Each holiday season since 2009, not long after the intersection was turned into a roundabout, a set of four large red ornaments — often called “Virg’s red balls,” in honor of former Lansing Mayor Virg Bernero — were erected there. In December of last year, a hit-and-run driver crashed into one of the balls, cracking the easternmost ball open like a giant egg.

Meanwhile, a drive to put a permanent, major piece of public sculpture in the roundabout, spearheaded by a $100,000 contribution from the Capitol Region Community Foundation, foundered in 2018 when four proposed designs drew widespread criticism. That project is on hold until more money can be raised to draw a higher-quality art.

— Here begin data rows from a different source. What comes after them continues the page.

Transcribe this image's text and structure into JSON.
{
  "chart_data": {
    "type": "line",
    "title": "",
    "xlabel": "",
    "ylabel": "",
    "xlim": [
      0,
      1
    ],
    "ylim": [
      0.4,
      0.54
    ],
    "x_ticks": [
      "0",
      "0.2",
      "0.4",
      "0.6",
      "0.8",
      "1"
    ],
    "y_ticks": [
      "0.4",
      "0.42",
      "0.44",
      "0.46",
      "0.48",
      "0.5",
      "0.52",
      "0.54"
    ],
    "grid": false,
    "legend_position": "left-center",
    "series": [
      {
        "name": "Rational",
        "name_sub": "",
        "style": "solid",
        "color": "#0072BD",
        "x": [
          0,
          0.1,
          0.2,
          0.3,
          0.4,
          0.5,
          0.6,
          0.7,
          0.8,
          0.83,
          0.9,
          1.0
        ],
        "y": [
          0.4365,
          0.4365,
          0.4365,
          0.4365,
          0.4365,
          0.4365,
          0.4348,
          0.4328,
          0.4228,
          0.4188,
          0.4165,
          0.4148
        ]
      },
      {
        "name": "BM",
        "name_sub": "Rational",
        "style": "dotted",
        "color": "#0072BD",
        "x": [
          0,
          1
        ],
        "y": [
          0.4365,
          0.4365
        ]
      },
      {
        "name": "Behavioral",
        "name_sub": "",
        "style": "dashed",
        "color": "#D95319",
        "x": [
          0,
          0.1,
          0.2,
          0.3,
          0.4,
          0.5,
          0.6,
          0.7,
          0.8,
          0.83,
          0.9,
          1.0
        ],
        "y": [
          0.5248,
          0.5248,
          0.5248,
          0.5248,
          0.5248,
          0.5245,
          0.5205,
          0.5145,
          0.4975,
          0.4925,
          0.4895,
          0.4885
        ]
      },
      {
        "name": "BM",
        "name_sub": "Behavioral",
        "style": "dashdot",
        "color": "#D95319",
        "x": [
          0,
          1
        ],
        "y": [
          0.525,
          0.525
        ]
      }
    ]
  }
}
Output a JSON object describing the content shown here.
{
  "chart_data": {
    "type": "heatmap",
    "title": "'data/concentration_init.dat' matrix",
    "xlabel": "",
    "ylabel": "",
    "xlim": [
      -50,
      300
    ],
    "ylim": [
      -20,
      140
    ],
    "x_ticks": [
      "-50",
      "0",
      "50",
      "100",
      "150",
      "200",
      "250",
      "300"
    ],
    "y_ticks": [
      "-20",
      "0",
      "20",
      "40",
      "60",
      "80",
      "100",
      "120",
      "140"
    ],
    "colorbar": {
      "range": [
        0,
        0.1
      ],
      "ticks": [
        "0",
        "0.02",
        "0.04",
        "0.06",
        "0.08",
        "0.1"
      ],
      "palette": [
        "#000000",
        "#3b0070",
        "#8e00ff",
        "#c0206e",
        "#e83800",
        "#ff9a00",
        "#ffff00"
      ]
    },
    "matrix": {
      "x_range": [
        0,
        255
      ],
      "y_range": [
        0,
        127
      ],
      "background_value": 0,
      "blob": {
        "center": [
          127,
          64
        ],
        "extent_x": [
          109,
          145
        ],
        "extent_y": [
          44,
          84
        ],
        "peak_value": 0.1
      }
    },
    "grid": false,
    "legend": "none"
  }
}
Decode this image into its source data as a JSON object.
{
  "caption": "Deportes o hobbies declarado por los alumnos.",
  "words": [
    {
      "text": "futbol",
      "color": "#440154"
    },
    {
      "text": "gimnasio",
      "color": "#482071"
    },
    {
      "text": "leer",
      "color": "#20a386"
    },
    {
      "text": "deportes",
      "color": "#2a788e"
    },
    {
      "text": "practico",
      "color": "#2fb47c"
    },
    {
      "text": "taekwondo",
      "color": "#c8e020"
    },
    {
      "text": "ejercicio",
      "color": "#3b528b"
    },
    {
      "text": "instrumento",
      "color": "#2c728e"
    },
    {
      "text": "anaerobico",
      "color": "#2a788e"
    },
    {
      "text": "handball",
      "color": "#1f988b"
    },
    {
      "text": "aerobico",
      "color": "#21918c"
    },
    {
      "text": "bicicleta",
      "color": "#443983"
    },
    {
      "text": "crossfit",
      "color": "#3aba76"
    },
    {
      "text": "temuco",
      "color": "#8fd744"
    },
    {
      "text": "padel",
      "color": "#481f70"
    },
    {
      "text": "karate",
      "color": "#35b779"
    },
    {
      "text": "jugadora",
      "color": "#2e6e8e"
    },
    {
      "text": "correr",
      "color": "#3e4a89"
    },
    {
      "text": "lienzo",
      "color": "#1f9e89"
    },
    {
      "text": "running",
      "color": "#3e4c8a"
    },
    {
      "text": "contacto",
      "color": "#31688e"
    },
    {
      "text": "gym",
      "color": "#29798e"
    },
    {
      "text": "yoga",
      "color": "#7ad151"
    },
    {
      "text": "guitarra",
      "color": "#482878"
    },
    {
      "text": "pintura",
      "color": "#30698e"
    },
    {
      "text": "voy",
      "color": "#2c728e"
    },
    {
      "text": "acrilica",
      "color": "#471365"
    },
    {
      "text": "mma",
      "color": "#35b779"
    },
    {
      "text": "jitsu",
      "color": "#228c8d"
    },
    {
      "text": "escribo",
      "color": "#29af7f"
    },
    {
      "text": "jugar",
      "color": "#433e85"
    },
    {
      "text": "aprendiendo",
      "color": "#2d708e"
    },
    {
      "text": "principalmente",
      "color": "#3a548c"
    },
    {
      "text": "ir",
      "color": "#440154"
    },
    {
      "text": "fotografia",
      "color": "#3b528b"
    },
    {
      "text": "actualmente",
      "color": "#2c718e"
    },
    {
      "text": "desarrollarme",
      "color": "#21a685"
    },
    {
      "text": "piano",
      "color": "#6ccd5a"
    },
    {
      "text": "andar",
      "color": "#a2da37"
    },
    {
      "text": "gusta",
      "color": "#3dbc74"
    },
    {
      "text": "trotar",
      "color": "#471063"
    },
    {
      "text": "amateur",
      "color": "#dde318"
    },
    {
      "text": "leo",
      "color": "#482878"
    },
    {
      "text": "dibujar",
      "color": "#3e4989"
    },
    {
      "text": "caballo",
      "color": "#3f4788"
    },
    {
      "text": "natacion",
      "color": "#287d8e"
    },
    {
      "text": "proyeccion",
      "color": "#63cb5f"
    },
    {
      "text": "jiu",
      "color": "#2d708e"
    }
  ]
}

“What I’d like is something permanent in that space, but we’re not there yet,” Schor said. He said the Mayor’s Arts and Culture Commission is looking into the best way to pick a permanent installation, and he wants a public art committee to be involved.

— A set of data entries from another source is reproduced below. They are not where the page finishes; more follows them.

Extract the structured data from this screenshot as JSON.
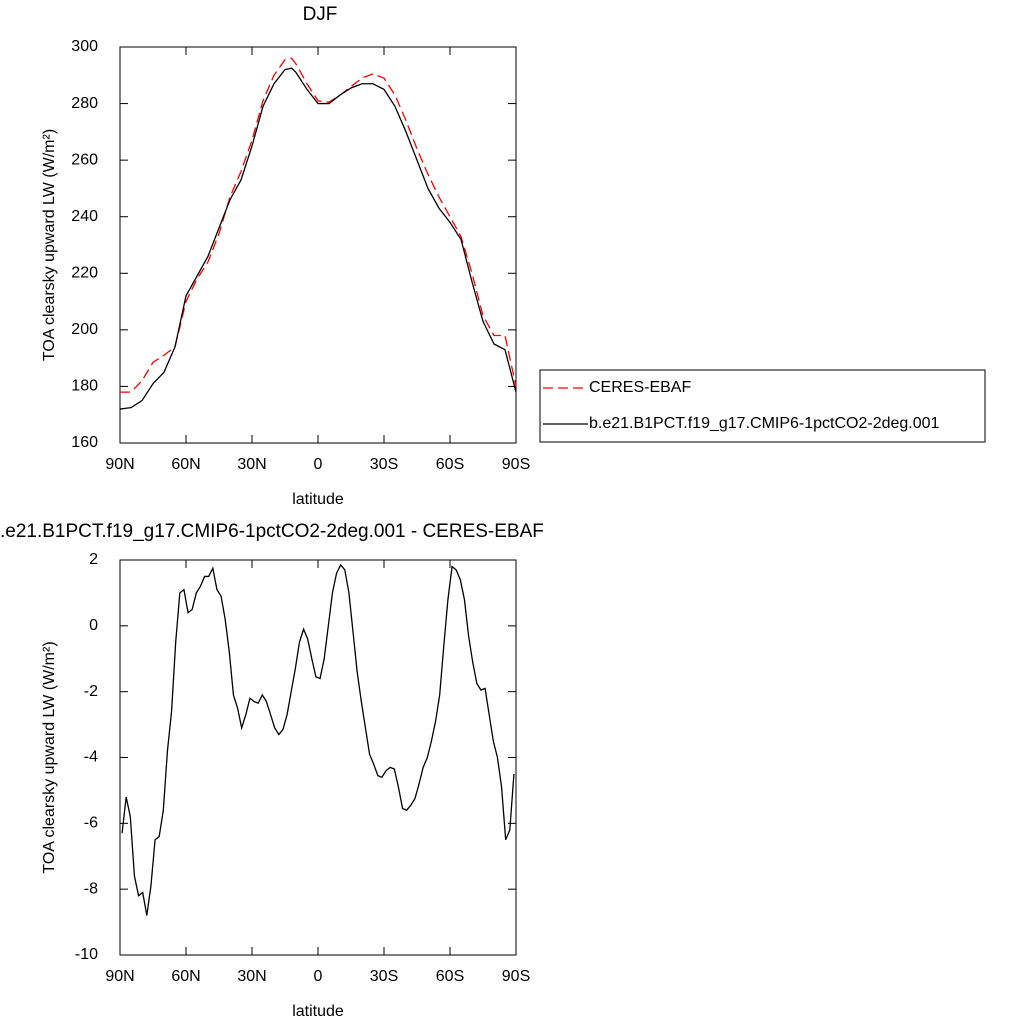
{
  "chart_data": [
    {
      "type": "line",
      "title": "DJF",
      "xlabel": "latitude",
      "ylabel": "TOA clearsky upward LW (W/m²)",
      "x": [
        90,
        85,
        80,
        75,
        70,
        65,
        60,
        55,
        50,
        45,
        40,
        35,
        30,
        25,
        20,
        15,
        12,
        10,
        5,
        0,
        -5,
        -10,
        -15,
        -20,
        -25,
        -30,
        -35,
        -40,
        -45,
        -50,
        -55,
        -60,
        -65,
        -70,
        -75,
        -80,
        -85,
        -90
      ],
      "series": [
        {
          "name": "CERES-EBAF",
          "color": "#ff0000",
          "dash": "dashed",
          "values": [
            178,
            178,
            182,
            188.5,
            191,
            194,
            210,
            218,
            224,
            234,
            247,
            256,
            267,
            281,
            290,
            295.5,
            296,
            294,
            287,
            281,
            280.5,
            283,
            286,
            289,
            290.5,
            289,
            283,
            274,
            264,
            255,
            247,
            240,
            233,
            220,
            205,
            198,
            198,
            180
          ]
        },
        {
          "name": "b.e21.B1PCT.f19_g17.CMIP6-1pctCO2-2deg.001",
          "color": "#000000",
          "dash": "solid",
          "values": [
            172,
            172.5,
            175,
            181,
            185,
            194,
            212,
            219,
            226,
            236,
            246,
            253,
            265,
            279,
            287,
            292,
            292.5,
            291,
            285,
            280,
            280,
            283,
            285.5,
            287,
            287,
            285,
            279,
            270,
            260,
            250,
            243,
            238,
            232,
            217,
            203,
            195,
            193,
            178
          ]
        }
      ],
      "xlim": [
        90,
        -90
      ],
      "xticks": [
        {
          "value": 90,
          "label": "90N"
        },
        {
          "value": 60,
          "label": "60N"
        },
        {
          "value": 30,
          "label": "30N"
        },
        0,
        {
          "value": -30,
          "label": "30S"
        },
        {
          "value": -60,
          "label": "60S"
        },
        {
          "value": -90,
          "label": "90S"
        }
      ],
      "ylim": [
        160,
        300
      ],
      "yticks": [
        160,
        180,
        200,
        220,
        240,
        260,
        280,
        300
      ],
      "legend": "right"
    },
    {
      "type": "line",
      "title": ".e21.B1PCT.f19_g17.CMIP6-1pctCO2-2deg.001 - CERES-EBAF",
      "xlabel": "latitude",
      "ylabel": "TOA clearsky upward LW (W/m²)",
      "x": [
        89.06,
        87.19,
        85.31,
        83.44,
        81.56,
        79.69,
        77.81,
        75.94,
        74.06,
        72.19,
        70.31,
        68.44,
        66.56,
        64.69,
        62.81,
        60.94,
        59.06,
        57.19,
        55.31,
        53.44,
        51.56,
        49.69,
        47.81,
        45.94,
        44.06,
        42.19,
        40.31,
        38.44,
        36.56,
        34.69,
        32.81,
        30.94,
        29.06,
        27.19,
        25.31,
        23.44,
        21.56,
        19.69,
        17.81,
        15.94,
        14.06,
        12.19,
        10.31,
        8.44,
        6.56,
        4.69,
        2.81,
        0.94,
        -0.94,
        -2.81,
        -4.69,
        -6.56,
        -8.44,
        -10.31,
        -12.19,
        -14.06,
        -15.94,
        -17.81,
        -19.69,
        -21.56,
        -23.44,
        -25.31,
        -27.19,
        -29.06,
        -30.94,
        -32.81,
        -34.69,
        -36.56,
        -38.44,
        -40.31,
        -42.19,
        -44.06,
        -45.94,
        -47.81,
        -49.69,
        -51.56,
        -53.44,
        -55.31,
        -57.19,
        -59.06,
        -60.94,
        -62.81,
        -64.69,
        -66.56,
        -68.44,
        -70.31,
        -72.19,
        -74.06,
        -75.94,
        -77.81,
        -79.69,
        -81.56,
        -83.44,
        -85.31,
        -87.19,
        -89.06
      ],
      "values": [
        -6.3,
        -5.2,
        -5.8,
        -7.6,
        -8.2,
        -8.1,
        -8.8,
        -7.9,
        -6.5,
        -6.4,
        -5.6,
        -3.8,
        -2.6,
        -0.5,
        1.0,
        1.1,
        0.4,
        0.5,
        1.0,
        1.2,
        1.5,
        1.5,
        1.75,
        1.1,
        0.9,
        0.2,
        -0.8,
        -2.1,
        -2.5,
        -3.1,
        -2.7,
        -2.2,
        -2.3,
        -2.35,
        -2.1,
        -2.3,
        -2.7,
        -3.1,
        -3.3,
        -3.15,
        -2.7,
        -2.0,
        -1.3,
        -0.5,
        -0.1,
        -0.4,
        -1.0,
        -1.55,
        -1.6,
        -1.0,
        0.0,
        1.0,
        1.6,
        1.85,
        1.7,
        1.0,
        -0.2,
        -1.4,
        -2.3,
        -3.1,
        -3.9,
        -4.2,
        -4.55,
        -4.6,
        -4.4,
        -4.3,
        -4.35,
        -4.9,
        -5.55,
        -5.6,
        -5.45,
        -5.25,
        -4.8,
        -4.3,
        -4.0,
        -3.5,
        -2.9,
        -2.1,
        -0.6,
        0.8,
        1.8,
        1.7,
        1.4,
        0.8,
        -0.3,
        -1.1,
        -1.75,
        -1.95,
        -1.9,
        -2.7,
        -3.5,
        -4.0,
        -4.9,
        -6.5,
        -6.2,
        -4.5
      ],
      "color": "#000000",
      "xlim": [
        90,
        -90
      ],
      "xticks": [
        {
          "value": 90,
          "label": "90N"
        },
        {
          "value": 60,
          "label": "60N"
        },
        {
          "value": 30,
          "label": "30N"
        },
        0,
        {
          "value": -30,
          "label": "30S"
        },
        {
          "value": -60,
          "label": "60S"
        },
        {
          "value": -90,
          "label": "90S"
        }
      ],
      "ylim": [
        -10,
        2
      ],
      "yticks": [
        -10,
        -8,
        -6,
        -4,
        -2,
        0,
        2
      ]
    }
  ]
}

“We’re just trying to figure out what to put there in the meantime rather than have a blank space,” Schor said.

Welton is delighted at the prospect of “Sundance” doing a star turn so close to the Capitol, even temporarily.

“You’re always happy when something is sold and placed, but when it goes in a public place, it just really makes you happy,” he said.

Welton doesn’t lack for ideas. He has entered his work in all 11 Scrapfests. But this year’s sculpture was a late bloomer.

“Usually, every time I walk into that scrapyard, I have two or three ideas,” he said. “This time, I was kind of spinning my wheels.”

But it was sunny day. He looked down at the scrap he gathered that day and back up at the sun.

“I thought, ‘I know exactly what I’m going to do. I’m going to build the sun.’ Everybody likes sunshine. It makes people feel happy.”

It took him about 32 hours to put it together.

In early September, Welton took his creation to the roundabout and set it up for Schor and others to see how it looked.

“If you look down Michigan Avenue, with the Capitol in the background, it was mind-blowing,” Welton said. “It really accented the view. I hope they go through with it. I’m keeping my fingers crossed.”

Schor said the piece costs about $6,000.

“I have to figure out where the money is going to come from, whether I’m going to buy it myself or what,” he said. “Nothing is really finalized.”